Rimini si rinnova: il riallestimento del Museo della Città


Rimini non vuole essere solo una meta balneare o congressuale, ma da qualche tempo si sta proponendo anche come meta culturale di rilievo. E adesso, dopo aver aperto il Fellini Museum e il PART, si appresta a rinnovare il Museo della Città.

Nota ai più come stazione balneare e mitico centro del divertimento notturno, Rimini è anche una città dallo strepitoso patrimonio artistico, che vede i suoi principali snodi nelle vestigia dell’antichità romana, nella pittura del Trecento, nella fioritura culturale che si ebbe alla corte dei Malatesta nel Rinascimento (e di cui ancora si erge il fiore più eccelso, l’albertiano Tempio), nella variegata produzione artistica di un “Seicento inquieto” (per richiamare il titolo di una bella mostra di qualche anno fa). Città che come nessun’altra in Italia ha subito le conseguenze dell’ultimo conflitto mondiale: situata a una delle estremità della Linea Gotica che, giungendo fino a Massa, ha per mesi interminabili tagliato in due la Penisola, Rimini ha perso per i bombardamenti oltre l’80% del proprio tessuto edilizio, raso al suolo o irrimediabilmente danneggiato. Nonostante le distruzioni e, come spesso è avvenuto, una ricostruzione non sempre encomiabile, il centro storico riminese conserva notevoli testimonianze dell’evoluzione storica e artistica della città e un’atmosfera affascinante, in cui si alternano spazi più solenni, come l’ampia Piazza Cavour (su cui veglia, al centro, il meraviglioso Paolo V bronzeo di Nicolas Cordier), e stradine (un tempo) popolari, come quelle del variopinto Borgo San Giuliano.

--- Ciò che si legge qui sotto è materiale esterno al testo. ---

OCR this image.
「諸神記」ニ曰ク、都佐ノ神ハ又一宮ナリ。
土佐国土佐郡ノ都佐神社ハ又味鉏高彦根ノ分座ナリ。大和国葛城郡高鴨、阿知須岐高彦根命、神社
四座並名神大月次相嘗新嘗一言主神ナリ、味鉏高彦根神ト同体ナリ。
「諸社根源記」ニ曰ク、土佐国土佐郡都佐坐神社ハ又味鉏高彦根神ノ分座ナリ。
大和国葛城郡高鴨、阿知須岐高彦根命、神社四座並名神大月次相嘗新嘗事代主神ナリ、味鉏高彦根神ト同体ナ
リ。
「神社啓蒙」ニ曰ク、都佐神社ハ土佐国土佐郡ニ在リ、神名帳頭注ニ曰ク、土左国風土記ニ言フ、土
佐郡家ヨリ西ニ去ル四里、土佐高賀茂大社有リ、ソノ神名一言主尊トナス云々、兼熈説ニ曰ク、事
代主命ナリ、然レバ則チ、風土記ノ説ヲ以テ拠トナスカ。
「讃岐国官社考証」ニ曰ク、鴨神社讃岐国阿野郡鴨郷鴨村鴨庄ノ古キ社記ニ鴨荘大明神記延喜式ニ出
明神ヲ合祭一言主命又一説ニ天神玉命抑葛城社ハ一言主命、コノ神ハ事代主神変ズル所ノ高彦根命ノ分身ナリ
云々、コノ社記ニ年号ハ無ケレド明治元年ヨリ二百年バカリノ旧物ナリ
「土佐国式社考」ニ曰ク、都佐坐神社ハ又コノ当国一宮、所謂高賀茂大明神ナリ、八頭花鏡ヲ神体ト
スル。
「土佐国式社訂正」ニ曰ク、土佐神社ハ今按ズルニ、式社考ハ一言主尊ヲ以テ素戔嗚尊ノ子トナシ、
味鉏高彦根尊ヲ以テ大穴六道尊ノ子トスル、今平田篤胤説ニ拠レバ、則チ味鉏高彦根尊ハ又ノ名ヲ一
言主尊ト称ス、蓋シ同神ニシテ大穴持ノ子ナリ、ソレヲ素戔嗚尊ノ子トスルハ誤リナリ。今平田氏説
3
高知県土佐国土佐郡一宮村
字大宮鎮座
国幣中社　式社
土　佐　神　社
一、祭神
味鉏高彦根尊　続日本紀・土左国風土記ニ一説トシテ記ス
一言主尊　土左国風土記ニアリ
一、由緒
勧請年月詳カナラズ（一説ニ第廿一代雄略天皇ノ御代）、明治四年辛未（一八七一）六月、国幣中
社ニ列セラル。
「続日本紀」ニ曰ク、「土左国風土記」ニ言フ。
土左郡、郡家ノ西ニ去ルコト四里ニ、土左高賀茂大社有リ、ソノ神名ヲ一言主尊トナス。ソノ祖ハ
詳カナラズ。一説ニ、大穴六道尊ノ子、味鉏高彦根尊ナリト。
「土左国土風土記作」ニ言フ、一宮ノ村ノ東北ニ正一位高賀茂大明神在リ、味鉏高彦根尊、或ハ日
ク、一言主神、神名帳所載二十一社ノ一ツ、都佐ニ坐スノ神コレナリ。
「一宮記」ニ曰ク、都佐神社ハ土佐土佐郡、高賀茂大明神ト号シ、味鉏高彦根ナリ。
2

Le amministrazioni comunali che hanno governato negli ultimi anni hanno cercato e stanno cercando con grande caparbietà di riconnettere la città al proprio passato e di valorizzare la storia e le bellezze riminesi, con un duplice obiettivo: da un lato, quello di migliorare la vivibilità e la piacevolezza della città per i suoi stessi abitanti; e con il proposito, dall’altro, di aumentare l’attrattività di Rimini come meta del turismo culturale, in modo tale che il già notevole afflusso di visitatori non sia più unicamente legato alla stagione estiva o alla presenza di grandi eventi congressuali e fieristici. Gli interventi più significativi hanno riguardato Castel Sismondo, ricollegato alla città mediante la creazione di un’ampia piazza che lo circonda (e che ha sostituito un parcheggio) e divenuto sede del bel museo dedicato a Federico Fellini; la ricostruzione, a pochi passi di distanza, del Teatro Galli, tornato a essere sede di una vivace attività culturale; la fondazione, all’interno dei palazzi dell’Arengo e del Podestà, di un polo espositivo dedicato all’arte contemporanea, nato dapprima col nome di FAR (Fabbrica Arte Rimini) e ora divenuto PART (Palazzi dell’Arte Rimini); la sistemazione dell’area verde e dello specchio d’acqua su cui si libra il bellissimo Ponte di Tiberio.

Il Tempio Malatestiano
Il Tempio Malatestiano
La statua di Paolo V di Nicolas Cordier
La statua di Paolo V di Nicolas Cordier
Il Ponte di Tiberio
Il Ponte di Tiberio
Il Fellini Museum
Il Fellini Museum
Il PART di Rimini. Foto: Henrik Blomqvist
Il PART di Rimini. Foto: Henrik Blomqvist
Il Museo della Città, sezione romana
Il Museo della Città, sezione romana
La domus del Chirurgo
La domus del Chirurgo

Il venerando Museo della Città, che si appresta a tagliare, nel 2024, il traguardo dei cent’anni di vita, non poteva sottrarsi a questa ventata di rinnovamento, e infatti ha da poco avviato un percorso che, nel giro di qualche anno, ne cambierà profondamente l’aspetto e la capacità di ‘parlare’ al visitatore. Fondato dal grande studioso di cose riminesi Luigi Tonini (al quale è intitolato) e ospitato all’interno della maestosa ‘fabbrica’ del collegio dei gesuiti, il museo presenta, al pian terreno, una sezione romana che già si propone in una veste rinnovata, con una funzionale esposizione dei reperti e un adeguato apparato comunicativo: si tratta in buona parte di pezzi di notevole qualità che testimoniano la ricchezza dell’antica Ariminum, da una serie di mosaici ai manufatti rinvenuti nella vicina Domus del Chirurgo, a cominciare dal nutrito set di strumenti chirurgici che ha dato alla domus il nome con cui è conosciuta (si raccomanda una visita allo scavo, sia per il pregio dei mosaici ancora in situ, sia perché rappresenta un bell’esempio di archeologia urbana, con le vestigia antiche protette da una copertura che, una volta tanto, non disturba, ma anzi si integra con il contesto). Diverso il discorso per le sezioni successive, che presentavano fino ad ora un aspetto decisamente più ‘polveroso’, caratterizzato dalla classica ostensione paratattica dei pezzi, che non erano messi in grado di narrare una storia al visitatore, perlomeno non a quello che non arrivasse al museo con una solida preparazione alle spalle.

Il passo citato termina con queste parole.